Abstract

A logistic model was constructed to assess the risk of forest fire and tested over the central region of Mexico. The model incorporates both static and dynamic predictive variables: elevation, aspect, slope, vegetation type, precipitation, Normalized Difference Vegetation Index (NDVI), land surface temperature (LST), and cloud cover. The latter three variables were derived from National Oceanic and Atmospheric Administration (NOAA) Advanced Very High Resolution Radiometer (AVHRR) images from the four months (November to February) before the fire seasons. Actual forest fires were detected on NOAA-AVHRR images from the four fire seasons (March to May) from 1997 to 2000. Variables included in the model were chosen following a stepwise strategy. Statistically, the January NDVI, the February LST, vegetation type and slope had the greatest influence on the distribution of forest fires; however, elevation and precipitation were also included in the final model.

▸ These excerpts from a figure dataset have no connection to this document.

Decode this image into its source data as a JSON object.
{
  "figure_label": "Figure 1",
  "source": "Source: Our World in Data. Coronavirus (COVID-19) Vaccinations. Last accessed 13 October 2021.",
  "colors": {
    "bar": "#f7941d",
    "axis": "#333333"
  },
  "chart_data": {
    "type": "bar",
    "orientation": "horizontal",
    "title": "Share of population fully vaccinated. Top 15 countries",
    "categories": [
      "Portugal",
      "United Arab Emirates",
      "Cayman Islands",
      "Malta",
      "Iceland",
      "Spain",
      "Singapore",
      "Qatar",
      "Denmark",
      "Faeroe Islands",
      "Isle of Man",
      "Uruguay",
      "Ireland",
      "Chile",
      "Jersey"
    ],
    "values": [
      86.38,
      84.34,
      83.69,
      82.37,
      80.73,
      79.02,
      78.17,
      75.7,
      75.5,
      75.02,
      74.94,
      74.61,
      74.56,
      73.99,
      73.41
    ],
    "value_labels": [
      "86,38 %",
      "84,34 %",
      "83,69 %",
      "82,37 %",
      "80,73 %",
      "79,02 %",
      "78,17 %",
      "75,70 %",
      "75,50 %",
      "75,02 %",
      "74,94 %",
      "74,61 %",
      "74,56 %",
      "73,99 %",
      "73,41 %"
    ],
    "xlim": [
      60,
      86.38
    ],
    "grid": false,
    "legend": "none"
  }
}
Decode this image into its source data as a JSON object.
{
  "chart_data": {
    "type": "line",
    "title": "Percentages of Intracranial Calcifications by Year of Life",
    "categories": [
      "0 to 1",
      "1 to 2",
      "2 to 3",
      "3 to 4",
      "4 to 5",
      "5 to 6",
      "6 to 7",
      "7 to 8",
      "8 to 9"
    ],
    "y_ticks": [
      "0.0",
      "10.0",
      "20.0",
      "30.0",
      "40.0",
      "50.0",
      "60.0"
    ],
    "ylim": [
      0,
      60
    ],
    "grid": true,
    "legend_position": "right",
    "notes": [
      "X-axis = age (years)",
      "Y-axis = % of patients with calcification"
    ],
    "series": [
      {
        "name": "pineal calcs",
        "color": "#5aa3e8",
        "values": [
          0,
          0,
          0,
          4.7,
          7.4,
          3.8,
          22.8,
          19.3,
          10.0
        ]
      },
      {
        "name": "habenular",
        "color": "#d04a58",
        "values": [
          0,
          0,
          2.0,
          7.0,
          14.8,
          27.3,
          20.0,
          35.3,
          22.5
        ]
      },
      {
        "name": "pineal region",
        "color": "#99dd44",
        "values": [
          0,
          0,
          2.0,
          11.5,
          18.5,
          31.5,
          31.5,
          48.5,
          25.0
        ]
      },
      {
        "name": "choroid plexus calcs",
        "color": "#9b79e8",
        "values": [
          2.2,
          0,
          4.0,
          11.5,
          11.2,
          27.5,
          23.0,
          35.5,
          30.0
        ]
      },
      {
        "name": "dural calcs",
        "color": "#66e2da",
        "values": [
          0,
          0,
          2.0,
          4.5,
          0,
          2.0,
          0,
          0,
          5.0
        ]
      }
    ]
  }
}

The probability of forest fire occurrence for each fire season from 1997 to 1999 was mapped. The accuracy of the model was estimated to be 79.8% with reference to sensitivity, specificity and receiver operating characteristic (ROC) curves. Model predictions were validated against data from the 2000 fire season. The fire occurrence probability map is useful for designing large-scale management strategies for wildfire prevention not only in the test area of this study but also in regions where the static and dynamic variables can be similarly defined.